I had the same questions, so I did some experiments that you can read about in
this thread. I was experimenting with pulse & glide and I wanted to know how hard to accelerate during the pulse for maximum FE overall. Here's a summary of the results (see the thread for more details). The MPG numbers were over a 5 mile segment.
Quote:
1700 RPM, 3 bars of assist: 55 MPG
2000 RPM, 3 bars of assist: 58 MPG
2500 RPM, 5 bars of assist: 47 MPG
|
This is a very specific test on a particular stretch of roads, so results in other conditions will vary, but I think it shows that there's a 'sweet spot' with regards to the rate of acceleration. Accelerate too hard and you use too much gas during the pulse. Accelerate too slowly and you actually use more gas overall because you spend more time accelerating, and cruise FE is always better than acceleration FE.

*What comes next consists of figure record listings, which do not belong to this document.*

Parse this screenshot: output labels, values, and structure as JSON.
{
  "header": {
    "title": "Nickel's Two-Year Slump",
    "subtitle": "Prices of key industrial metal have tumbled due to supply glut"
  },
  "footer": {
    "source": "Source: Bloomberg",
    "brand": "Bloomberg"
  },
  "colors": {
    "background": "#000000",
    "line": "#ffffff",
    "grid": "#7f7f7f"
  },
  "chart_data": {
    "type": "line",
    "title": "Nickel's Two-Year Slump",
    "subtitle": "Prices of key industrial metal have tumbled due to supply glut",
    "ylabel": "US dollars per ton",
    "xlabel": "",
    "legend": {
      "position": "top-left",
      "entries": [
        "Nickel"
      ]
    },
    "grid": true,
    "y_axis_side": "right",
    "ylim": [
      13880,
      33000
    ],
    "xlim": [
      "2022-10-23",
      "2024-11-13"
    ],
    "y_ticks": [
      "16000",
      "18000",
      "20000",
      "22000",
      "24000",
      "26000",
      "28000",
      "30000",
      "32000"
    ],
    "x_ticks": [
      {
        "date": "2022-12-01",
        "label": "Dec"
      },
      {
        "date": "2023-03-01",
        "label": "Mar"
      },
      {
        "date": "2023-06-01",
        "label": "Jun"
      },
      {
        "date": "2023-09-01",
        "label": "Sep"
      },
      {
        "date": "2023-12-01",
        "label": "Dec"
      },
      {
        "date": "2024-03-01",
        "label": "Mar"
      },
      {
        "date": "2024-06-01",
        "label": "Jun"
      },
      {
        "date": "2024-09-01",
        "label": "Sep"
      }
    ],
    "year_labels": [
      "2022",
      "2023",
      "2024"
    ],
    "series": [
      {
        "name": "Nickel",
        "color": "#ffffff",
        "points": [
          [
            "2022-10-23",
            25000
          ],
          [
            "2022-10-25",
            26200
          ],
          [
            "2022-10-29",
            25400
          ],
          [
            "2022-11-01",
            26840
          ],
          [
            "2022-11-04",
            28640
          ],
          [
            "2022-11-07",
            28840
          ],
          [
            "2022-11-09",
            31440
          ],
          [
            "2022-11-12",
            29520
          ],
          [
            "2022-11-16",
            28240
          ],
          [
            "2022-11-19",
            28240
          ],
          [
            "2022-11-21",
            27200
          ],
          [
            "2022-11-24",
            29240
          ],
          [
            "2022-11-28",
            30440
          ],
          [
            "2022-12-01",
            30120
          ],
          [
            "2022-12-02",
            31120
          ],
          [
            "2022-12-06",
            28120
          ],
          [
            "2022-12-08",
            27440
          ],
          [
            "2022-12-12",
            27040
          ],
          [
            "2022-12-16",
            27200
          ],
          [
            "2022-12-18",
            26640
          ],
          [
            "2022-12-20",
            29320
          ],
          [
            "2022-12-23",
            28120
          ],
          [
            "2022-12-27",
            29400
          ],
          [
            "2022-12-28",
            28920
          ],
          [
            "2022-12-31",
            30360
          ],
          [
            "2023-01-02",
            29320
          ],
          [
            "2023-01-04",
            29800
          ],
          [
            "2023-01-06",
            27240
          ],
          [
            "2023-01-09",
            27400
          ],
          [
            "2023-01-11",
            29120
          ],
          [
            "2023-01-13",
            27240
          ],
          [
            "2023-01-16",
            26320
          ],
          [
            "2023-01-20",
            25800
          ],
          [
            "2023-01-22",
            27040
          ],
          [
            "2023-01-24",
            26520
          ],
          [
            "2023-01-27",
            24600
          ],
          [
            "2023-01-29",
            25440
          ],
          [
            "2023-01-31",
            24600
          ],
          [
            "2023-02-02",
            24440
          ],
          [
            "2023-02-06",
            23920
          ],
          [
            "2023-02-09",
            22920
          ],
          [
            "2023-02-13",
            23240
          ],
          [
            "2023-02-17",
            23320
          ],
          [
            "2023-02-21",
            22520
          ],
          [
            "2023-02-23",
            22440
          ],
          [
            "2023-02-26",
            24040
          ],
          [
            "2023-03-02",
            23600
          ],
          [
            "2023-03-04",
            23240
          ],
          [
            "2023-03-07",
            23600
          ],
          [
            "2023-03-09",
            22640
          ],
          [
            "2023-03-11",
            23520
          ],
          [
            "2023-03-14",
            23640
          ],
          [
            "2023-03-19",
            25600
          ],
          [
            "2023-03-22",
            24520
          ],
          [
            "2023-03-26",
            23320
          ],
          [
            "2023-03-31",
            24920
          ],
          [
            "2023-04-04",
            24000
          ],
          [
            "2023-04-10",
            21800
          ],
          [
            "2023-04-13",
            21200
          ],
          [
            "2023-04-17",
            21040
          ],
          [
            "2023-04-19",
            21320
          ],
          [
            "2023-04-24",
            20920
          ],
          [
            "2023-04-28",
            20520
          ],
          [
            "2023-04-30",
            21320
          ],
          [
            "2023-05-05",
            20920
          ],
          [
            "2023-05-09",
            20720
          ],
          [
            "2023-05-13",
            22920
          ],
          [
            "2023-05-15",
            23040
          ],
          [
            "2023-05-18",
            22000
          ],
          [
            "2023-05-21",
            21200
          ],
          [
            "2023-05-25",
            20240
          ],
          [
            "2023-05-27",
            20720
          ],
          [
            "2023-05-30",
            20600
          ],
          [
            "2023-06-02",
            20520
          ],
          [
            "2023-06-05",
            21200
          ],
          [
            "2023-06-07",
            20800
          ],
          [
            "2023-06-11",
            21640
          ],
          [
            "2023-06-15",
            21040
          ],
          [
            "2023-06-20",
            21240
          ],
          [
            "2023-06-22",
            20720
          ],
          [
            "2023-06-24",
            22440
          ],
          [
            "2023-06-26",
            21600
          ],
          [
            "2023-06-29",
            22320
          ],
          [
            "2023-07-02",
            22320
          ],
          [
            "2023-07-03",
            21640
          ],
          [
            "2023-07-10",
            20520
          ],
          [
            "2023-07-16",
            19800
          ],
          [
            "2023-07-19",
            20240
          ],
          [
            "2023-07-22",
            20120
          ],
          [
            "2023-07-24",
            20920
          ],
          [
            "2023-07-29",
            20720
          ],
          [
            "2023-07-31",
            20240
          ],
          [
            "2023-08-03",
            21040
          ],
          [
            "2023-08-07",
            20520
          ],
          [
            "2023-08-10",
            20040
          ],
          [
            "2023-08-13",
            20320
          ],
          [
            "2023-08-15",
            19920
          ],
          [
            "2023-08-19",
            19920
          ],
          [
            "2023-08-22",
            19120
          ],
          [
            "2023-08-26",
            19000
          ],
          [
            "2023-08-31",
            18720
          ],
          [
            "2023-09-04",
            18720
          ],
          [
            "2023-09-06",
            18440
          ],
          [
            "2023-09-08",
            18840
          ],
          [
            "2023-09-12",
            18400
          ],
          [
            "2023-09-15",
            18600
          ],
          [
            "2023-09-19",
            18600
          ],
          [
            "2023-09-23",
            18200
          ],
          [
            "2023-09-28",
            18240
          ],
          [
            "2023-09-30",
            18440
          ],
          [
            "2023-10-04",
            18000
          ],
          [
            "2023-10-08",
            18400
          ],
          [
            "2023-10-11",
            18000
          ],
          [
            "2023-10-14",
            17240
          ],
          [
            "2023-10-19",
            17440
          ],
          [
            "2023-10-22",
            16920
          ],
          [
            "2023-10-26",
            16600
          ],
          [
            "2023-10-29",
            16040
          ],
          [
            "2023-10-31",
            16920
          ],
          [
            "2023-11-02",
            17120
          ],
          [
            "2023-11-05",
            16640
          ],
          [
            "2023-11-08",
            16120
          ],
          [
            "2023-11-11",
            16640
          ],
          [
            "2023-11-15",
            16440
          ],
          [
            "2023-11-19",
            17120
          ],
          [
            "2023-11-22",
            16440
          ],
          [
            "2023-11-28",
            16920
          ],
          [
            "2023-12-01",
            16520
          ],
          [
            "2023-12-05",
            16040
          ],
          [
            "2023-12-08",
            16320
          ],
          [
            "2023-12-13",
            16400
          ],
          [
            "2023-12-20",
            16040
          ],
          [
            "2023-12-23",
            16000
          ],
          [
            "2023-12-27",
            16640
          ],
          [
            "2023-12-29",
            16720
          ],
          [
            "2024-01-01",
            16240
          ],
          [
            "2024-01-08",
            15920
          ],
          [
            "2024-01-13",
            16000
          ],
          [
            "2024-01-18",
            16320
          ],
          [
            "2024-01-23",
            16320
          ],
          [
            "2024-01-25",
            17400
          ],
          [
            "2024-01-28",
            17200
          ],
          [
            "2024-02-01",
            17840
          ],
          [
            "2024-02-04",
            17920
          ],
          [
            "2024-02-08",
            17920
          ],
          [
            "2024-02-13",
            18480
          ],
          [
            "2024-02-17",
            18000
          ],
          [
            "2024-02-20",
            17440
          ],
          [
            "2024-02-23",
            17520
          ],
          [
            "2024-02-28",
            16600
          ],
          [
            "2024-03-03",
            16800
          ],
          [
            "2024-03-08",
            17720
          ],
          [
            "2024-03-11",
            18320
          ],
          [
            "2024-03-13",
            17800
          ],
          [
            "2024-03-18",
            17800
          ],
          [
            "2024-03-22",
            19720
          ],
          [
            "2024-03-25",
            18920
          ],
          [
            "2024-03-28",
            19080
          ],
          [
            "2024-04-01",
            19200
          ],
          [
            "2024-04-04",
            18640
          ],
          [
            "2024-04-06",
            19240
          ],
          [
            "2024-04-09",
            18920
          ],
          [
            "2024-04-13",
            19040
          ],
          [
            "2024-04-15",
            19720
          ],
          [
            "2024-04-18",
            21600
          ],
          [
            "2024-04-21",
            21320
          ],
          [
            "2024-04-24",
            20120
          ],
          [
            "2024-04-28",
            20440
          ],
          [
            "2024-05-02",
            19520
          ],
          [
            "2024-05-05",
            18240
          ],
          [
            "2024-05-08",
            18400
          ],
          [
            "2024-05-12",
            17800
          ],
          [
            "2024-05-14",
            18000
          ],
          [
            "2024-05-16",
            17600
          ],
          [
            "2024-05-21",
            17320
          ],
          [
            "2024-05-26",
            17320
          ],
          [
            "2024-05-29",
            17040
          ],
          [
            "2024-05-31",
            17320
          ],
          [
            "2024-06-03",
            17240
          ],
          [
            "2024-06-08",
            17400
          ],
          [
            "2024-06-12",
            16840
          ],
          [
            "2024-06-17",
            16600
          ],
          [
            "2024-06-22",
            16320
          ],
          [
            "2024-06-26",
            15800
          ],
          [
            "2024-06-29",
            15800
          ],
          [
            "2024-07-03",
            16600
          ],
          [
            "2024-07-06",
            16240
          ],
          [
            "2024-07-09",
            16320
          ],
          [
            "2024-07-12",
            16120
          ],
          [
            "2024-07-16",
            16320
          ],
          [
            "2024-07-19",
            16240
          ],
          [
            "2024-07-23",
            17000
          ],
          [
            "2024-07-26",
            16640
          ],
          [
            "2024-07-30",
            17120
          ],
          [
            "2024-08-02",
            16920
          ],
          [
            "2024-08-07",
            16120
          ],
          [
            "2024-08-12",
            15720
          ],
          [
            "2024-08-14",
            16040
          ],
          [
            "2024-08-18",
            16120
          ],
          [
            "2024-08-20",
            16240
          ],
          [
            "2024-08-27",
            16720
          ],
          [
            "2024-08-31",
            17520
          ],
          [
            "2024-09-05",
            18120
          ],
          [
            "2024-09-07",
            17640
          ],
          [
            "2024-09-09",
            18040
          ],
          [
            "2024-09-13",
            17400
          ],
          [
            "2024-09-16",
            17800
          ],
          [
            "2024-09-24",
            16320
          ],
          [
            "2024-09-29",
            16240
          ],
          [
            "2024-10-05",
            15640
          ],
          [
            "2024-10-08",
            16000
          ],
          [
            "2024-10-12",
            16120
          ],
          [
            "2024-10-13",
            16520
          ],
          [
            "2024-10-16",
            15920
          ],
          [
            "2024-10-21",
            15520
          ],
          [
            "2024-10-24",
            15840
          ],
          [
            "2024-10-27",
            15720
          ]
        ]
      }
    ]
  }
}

Of course, this completely depends on how much time you will spend in the cruise segment after you accelerate. The more time in cruise, the more time you have to 'make up' for the lower FE you got during the acceleration (slow or fast). This experiement was one extreme; there was no cruise, just a glide after the pulse, so the amount of time spent in the pulse was critical to overall FE. It does show, however, that slow acceleration is not always best, especially in city driving where you don't get to spend a lot of time in cruise mode. Think about it this way, if you accelerate so slowly that you never get up to cruising speed before you have to slow down again for the next light/traffic/whatever, you will spend most of your time below 40 MPG (at best) and your tank average will suffer.